Oct 14, 2006

Backgrounder on the North Korea situation

Need more background on North Korea and U.S. foreign policy that has led us up to this point? Namely, what did Bill Clinton's administration do or not do - and what did Dubya's administration do or not do - to cause North Korea to become such a mess?

Hilzoy at Obsidian Wings has a great analysis about the whole thing - namely Bush's inability to enforce his own ultimatums with regard to Kim Jong Il:
We allowed North Korea to take an irrevocable step that made any future attempts to control its nuclear weapons program vastly more difficult. Moreover, we laid down a line, we let it be crossed, and then we did nothing. In so doing, we forfeited our credibility. And that really is a foreign policy disaster. It ought to be completely unacceptable.
And yet, we looked the other way and pursued Iraq with the tenacity of a raging bull. Bush's inability to resolve even the internal conflicts within his own administration is symptomatic of his inability to foster smart foreign policies. Moreover:
While Bush has allowed disagreements within his administration to fester unresolved, and while the anti-negotiation camp has scuttled any number of diplomatic initiatives, North Korea has been reprocessing spent fuel into uranium and building nuclear weapons, and we have done nothing whatsoever to stop them. In so doing, we have completely destroyed our own credibility: after having said that we would not tolerate a North Korea with nuclear weapons, we barely responded when they went ahead and started to make them. North Korea called our bluff, and we folded.

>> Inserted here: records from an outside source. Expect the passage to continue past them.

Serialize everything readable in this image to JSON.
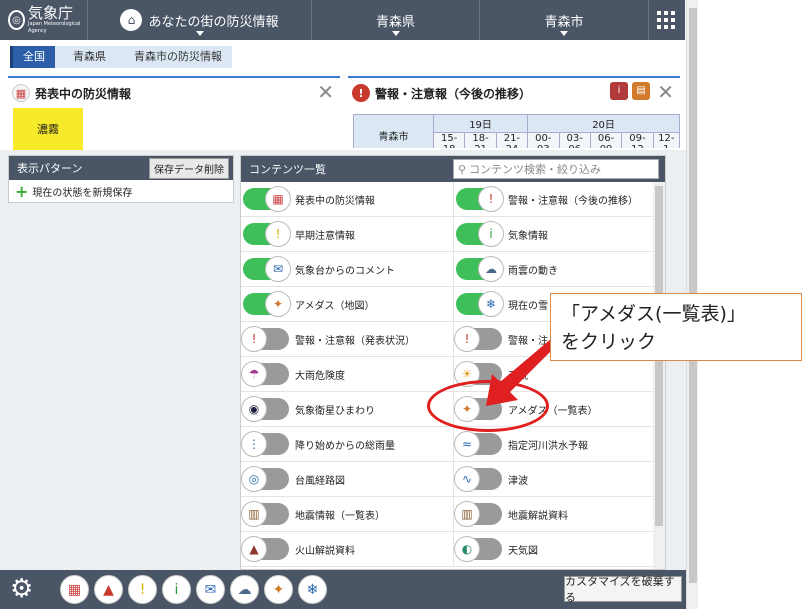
{
  "header": {
    "logo_main": "気象庁",
    "logo_sub": "Japan Meteorological Agency",
    "nav_local": "あなたの街の防災情報",
    "nav_pref": "青森県",
    "nav_city": "青森市"
  },
  "breadcrumb": [
    "全国",
    "青森県",
    "青森市の防災情報"
  ],
  "panel_left": {
    "title": "発表中の防災情報",
    "badge": "濃霧"
  },
  "panel_right": {
    "title": "警報・注意報（今後の推移）",
    "place": "青森市",
    "days": [
      "19日",
      "20日"
    ],
    "hours": [
      "15-18",
      "18-21",
      "21-24",
      "00-03",
      "03-06",
      "06-09",
      "09-12",
      "12-1"
    ]
  },
  "left_pane": {
    "title": "表示パターン",
    "delete_btn": "保存データ削除",
    "save_new": "現在の状態を新規保存"
  },
  "right_pane": {
    "title": "コンテンツ一覧",
    "search_placeholder": "コンテンツ検索・絞り込み",
    "items": [
      {
        "label": "発表中の防災情報",
        "on": true,
        "icon": "alert-grid-icon"
      },
      {
        "label": "警報・注意報（今後の推移）",
        "on": true,
        "icon": "warning-icon"
      },
      {
        "label": "早期注意情報",
        "on": true,
        "icon": "caution-icon"
      },
      {
        "label": "気象情報",
        "on": true,
        "icon": "info-icon"
      },
      {
        "label": "気象台からのコメント",
        "on": true,
        "icon": "comment-icon"
      },
      {
        "label": "雨雲の動き",
        "on": true,
        "icon": "rain-cloud-icon"
      },
      {
        "label": "アメダス（地図）",
        "on": true,
        "icon": "amedas-map-icon"
      },
      {
        "label": "現在の雪",
        "on": true,
        "icon": "snow-icon"
      },
      {
        "label": "警報・注意報（発表状況）",
        "on": false,
        "icon": "warning-icon"
      },
      {
        "label": "警報・注",
        "on": false,
        "icon": "warning-icon"
      },
      {
        "label": "大雨危険度",
        "on": false,
        "icon": "heavy-rain-icon"
      },
      {
        "label": "天気",
        "on": false,
        "icon": "weather-icon"
      },
      {
        "label": "気象衛星ひまわり",
        "on": false,
        "icon": "satellite-icon"
      },
      {
        "label": "アメダス（一覧表）",
        "on": false,
        "icon": "amedas-list-icon"
      },
      {
        "label": "降り始めからの総雨量",
        "on": false,
        "icon": "rainfall-icon"
      },
      {
        "label": "指定河川洪水予報",
        "on": false,
        "icon": "river-icon"
      },
      {
        "label": "台風経路図",
        "on": false,
        "icon": "typhoon-icon"
      },
      {
        "label": "津波",
        "on": false,
        "icon": "tsunami-icon"
      },
      {
        "label": "地震情報（一覧表）",
        "on": false,
        "icon": "earthquake-icon"
      },
      {
        "label": "地震解説資料",
        "on": false,
        "icon": "earthquake-doc-icon"
      },
      {
        "label": "火山解説資料",
        "on": false,
        "icon": "volcano-icon"
      },
      {
        "label": "天気図",
        "on": false,
        "icon": "weather-map-icon"
      }
    ]
  },
  "bottom": {
    "destroy_btn": "カスタマイズを破棄する"
  },
  "callout": {
    "line1": "「アメダス(一覧表)」",
    "line2": "をクリック"
  }
}
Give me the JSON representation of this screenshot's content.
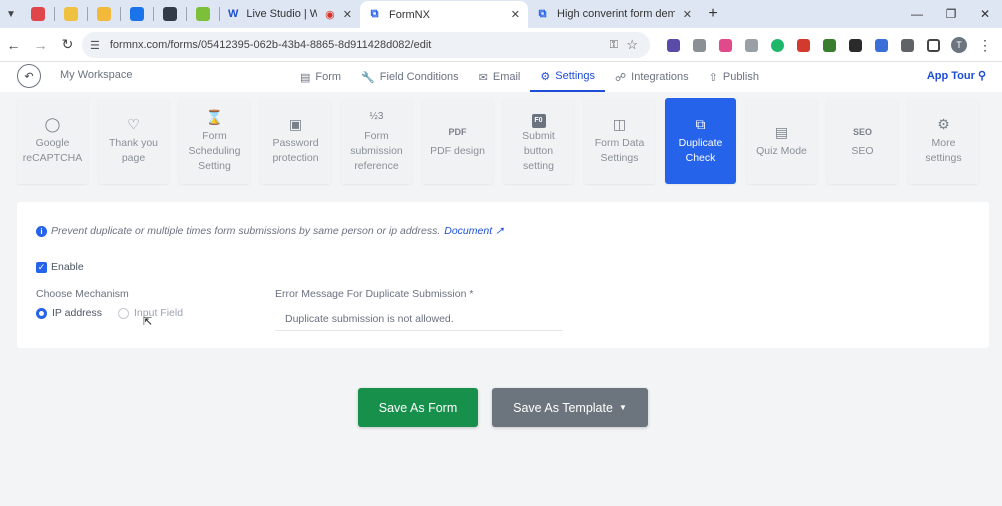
{
  "browser": {
    "tabs": [
      {
        "title": "Live Studio | Wave.video",
        "favicon": "W"
      },
      {
        "title": "FormNX",
        "favicon": "⧉",
        "active": true
      },
      {
        "title": "High converint form demo - Fo",
        "favicon": "⧉"
      }
    ],
    "url": "formnx.com/forms/05412395-062b-43b4-8865-8d911428d082/edit",
    "profile_initial": "T"
  },
  "header": {
    "workspace": "My Workspace",
    "tabs": [
      {
        "label": "Form",
        "icon": "form-icon"
      },
      {
        "label": "Field Conditions",
        "icon": "wrench-icon"
      },
      {
        "label": "Email",
        "icon": "mail-icon"
      },
      {
        "label": "Settings",
        "icon": "gear-icon",
        "active": true
      },
      {
        "label": "Integrations",
        "icon": "link-icon"
      },
      {
        "label": "Publish",
        "icon": "upload-icon"
      }
    ],
    "app_tour": "App Tour"
  },
  "settings_cards": [
    {
      "label": "Google reCAPTCHA",
      "icon": "robot-icon"
    },
    {
      "label": "Thank you page",
      "icon": "heart-icon"
    },
    {
      "label": "Form Scheduling Setting",
      "icon": "hourglass-icon"
    },
    {
      "label": "Password protection",
      "icon": "lock-icon"
    },
    {
      "label": "Form submission reference",
      "icon": "numbering-icon"
    },
    {
      "label": "PDF design",
      "icon": "pdf-icon"
    },
    {
      "label": "Submit button setting",
      "icon": "button-icon"
    },
    {
      "label": "Form Data Settings",
      "icon": "database-icon"
    },
    {
      "label": "Duplicate Check",
      "icon": "duplicate-icon",
      "active": true
    },
    {
      "label": "Quiz Mode",
      "icon": "quiz-icon"
    },
    {
      "label": "SEO",
      "icon": "seo-icon"
    },
    {
      "label": "More settings",
      "icon": "gear-icon"
    }
  ],
  "panel": {
    "info": "Prevent duplicate or multiple times form submissions by same person or ip address.",
    "doc_link": "Document",
    "enable_label": "Enable",
    "enable_checked": true,
    "mechanism_label": "Choose Mechanism",
    "mechanism_options": [
      {
        "label": "IP address",
        "selected": true
      },
      {
        "label": "Input Field",
        "selected": false
      }
    ],
    "error_label": "Error Message For Duplicate Submission *",
    "error_value": "Duplicate submission is not allowed."
  },
  "actions": {
    "save_form": "Save As Form",
    "save_template": "Save As Template"
  },
  "colors": {
    "accent": "#2563eb",
    "save_green": "#17904b",
    "template_gray": "#6c757d"
  }
}
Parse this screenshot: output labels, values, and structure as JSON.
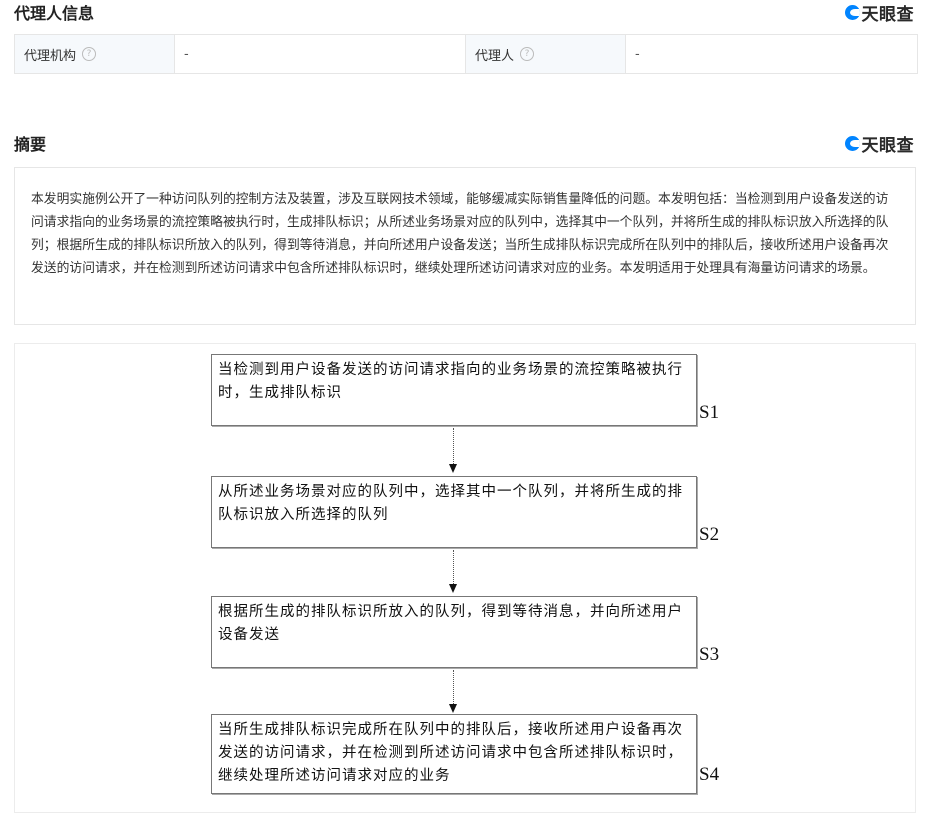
{
  "agent_section": {
    "title": "代理人信息",
    "brand": "天眼查",
    "rows": [
      {
        "label": "代理机构",
        "value": "-"
      },
      {
        "label": "代理人",
        "value": "-"
      }
    ]
  },
  "abstract_section": {
    "title": "摘要",
    "brand": "天眼查",
    "text": "本发明实施例公开了一种访问队列的控制方法及装置，涉及互联网技术领域，能够缓减实际销售量降低的问题。本发明包括：当检测到用户设备发送的访问请求指向的业务场景的流控策略被执行时，生成排队标识；从所述业务场景对应的队列中，选择其中一个队列，并将所生成的排队标识放入所选择的队列；根据所生成的排队标识所放入的队列，得到等待消息，并向所述用户设备发送；当所生成排队标识完成所在队列中的排队后，接收所述用户设备再次发送的访问请求，并在检测到所述访问请求中包含所述排队标识时，继续处理所述访问请求对应的业务。本发明适用于处理具有海量访问请求的场景。"
  },
  "flowchart": {
    "steps": [
      {
        "tag": "S1",
        "text": "当检测到用户设备发送的访问请求指向的业务场景的流控策略被执行时，生成排队标识"
      },
      {
        "tag": "S2",
        "text": "从所述业务场景对应的队列中，选择其中一个队列，并将所生成的排队标识放入所选择的队列"
      },
      {
        "tag": "S3",
        "text": "根据所生成的排队标识所放入的队列，得到等待消息，并向所述用户设备发送"
      },
      {
        "tag": "S4",
        "text": "当所生成排队标识完成所在队列中的排队后，接收所述用户设备再次发送的访问请求，并在检测到所述访问请求中包含所述排队标识时，继续处理所述访问请求对应的业务"
      }
    ]
  }
}
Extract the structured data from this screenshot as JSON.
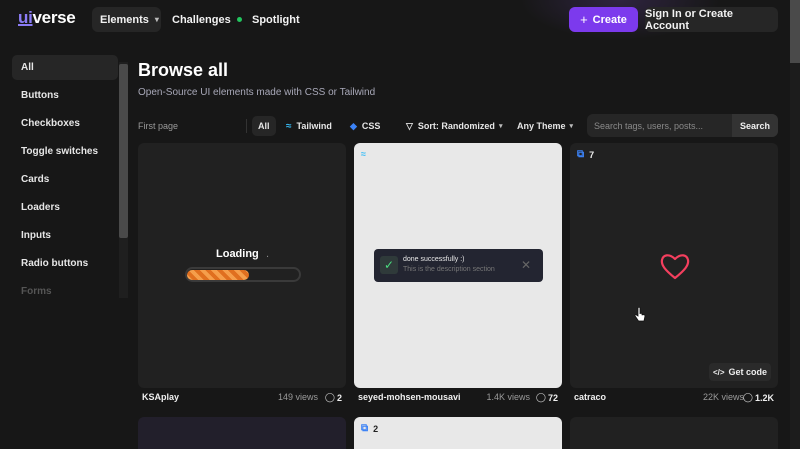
{
  "header": {
    "logo": {
      "ui": "ui",
      "verse": "verse"
    },
    "nav": [
      {
        "label": "Elements"
      },
      {
        "label": "Challenges"
      },
      {
        "label": "Spotlight"
      }
    ],
    "create_label": "Create",
    "signin_label": "Sign In or Create Account"
  },
  "sidebar": {
    "items": [
      {
        "label": "All"
      },
      {
        "label": "Buttons"
      },
      {
        "label": "Checkboxes"
      },
      {
        "label": "Toggle switches"
      },
      {
        "label": "Cards"
      },
      {
        "label": "Loaders"
      },
      {
        "label": "Inputs"
      },
      {
        "label": "Radio buttons"
      },
      {
        "label": "Forms"
      }
    ]
  },
  "main": {
    "title": "Browse all",
    "subtitle": "Open-Source UI elements made with CSS or Tailwind",
    "first_page": "First page",
    "filters": {
      "all": "All",
      "tailwind": "Tailwind",
      "css": "CSS",
      "sort": "Sort: Randomized",
      "theme": "Any Theme"
    },
    "search": {
      "placeholder": "Search tags, users, posts...",
      "button": "Search"
    }
  },
  "cards": [
    {
      "author": "KSAplay",
      "views": "149 views",
      "saves": "2",
      "preview": {
        "loading_text": "Loading",
        "loading_dot": ".",
        "progress": 0.55
      }
    },
    {
      "author": "seyed-mohsen-mousavi",
      "views": "1.4K views",
      "saves": "72",
      "tag_icon": "tailwind-icon",
      "preview": {
        "toast_title": "done successfully :)",
        "toast_desc": "This is the description section"
      }
    },
    {
      "author": "catraco",
      "views": "22K views",
      "saves": "1.2K",
      "variants": "7",
      "get_code": "Get code",
      "preview": {
        "heart_color": "#f43f5e"
      }
    }
  ],
  "cards_row2": [
    {},
    {
      "variants": "2"
    },
    {}
  ],
  "colors": {
    "accent": "#7c3aed",
    "tailwind": "#38bdf8",
    "css": "#3b82f6"
  }
}
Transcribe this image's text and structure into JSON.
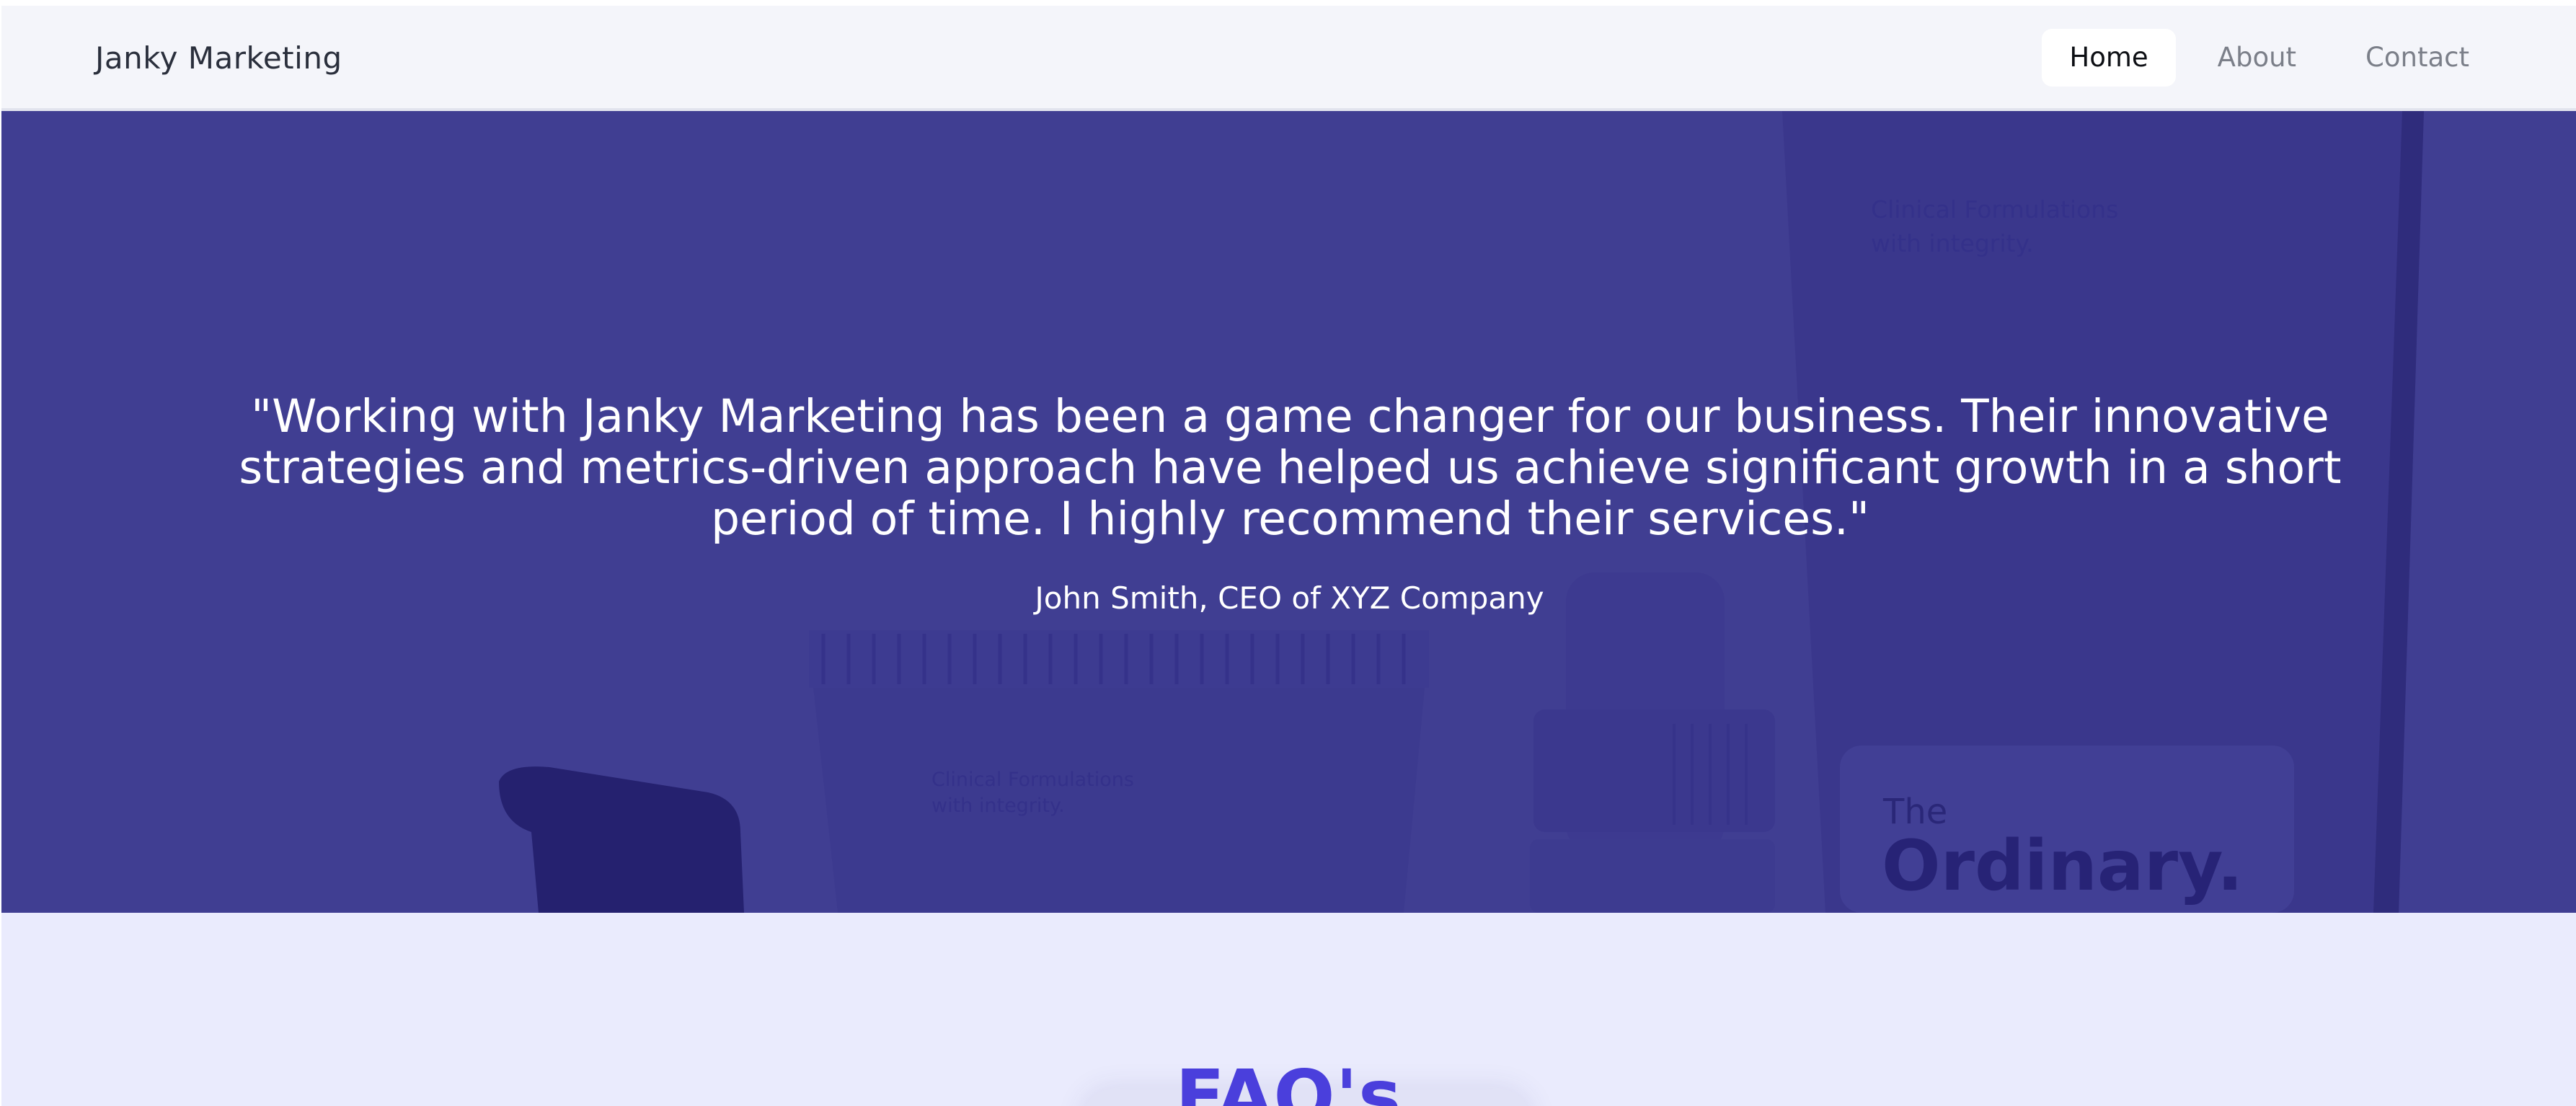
{
  "navbar": {
    "brand": "Janky Marketing",
    "links": [
      {
        "label": "Home",
        "active": true
      },
      {
        "label": "About",
        "active": false
      },
      {
        "label": "Contact",
        "active": false
      }
    ]
  },
  "hero": {
    "quote_lines": [
      "\"Working with Janky Marketing has been a game changer for our business. Their innovative",
      "strategies and metrics-driven approach have helped us achieve significant growth in a short",
      "period of time. I highly recommend their services.\""
    ],
    "author": "John Smith, CEO of XYZ Company",
    "background_image": {
      "tube_label": "Clinical Formulations with integrity.",
      "product_label_line1": "Clinical Formulations",
      "product_label_line2": "with integrity.",
      "brand_small": "The",
      "brand_large": "Ordinary."
    },
    "overlay_color": "#3f3d91"
  },
  "faq": {
    "title": "FAQ's",
    "title_color": "#4a3fdc"
  }
}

Now we face the delightful prospect of one of the world's most loathsome and nutty dictators having nuclear weapons. Moreover, this particular dictator is known for his willingness to sell arms to anyone and everyone. Nothing whatsoever suggests that he would not sell nuclear weapons to Osama bin Laden.
Just read.

Today's U.N. approval of sanctions against North Korea are supposed to help the situation by punishing Kim Jong Il and his actions regarding nuclear testing, but will it be a case of "too little, too late"?


(Props to Glenn Greenwald at Unclaimed Territory for the heads up.)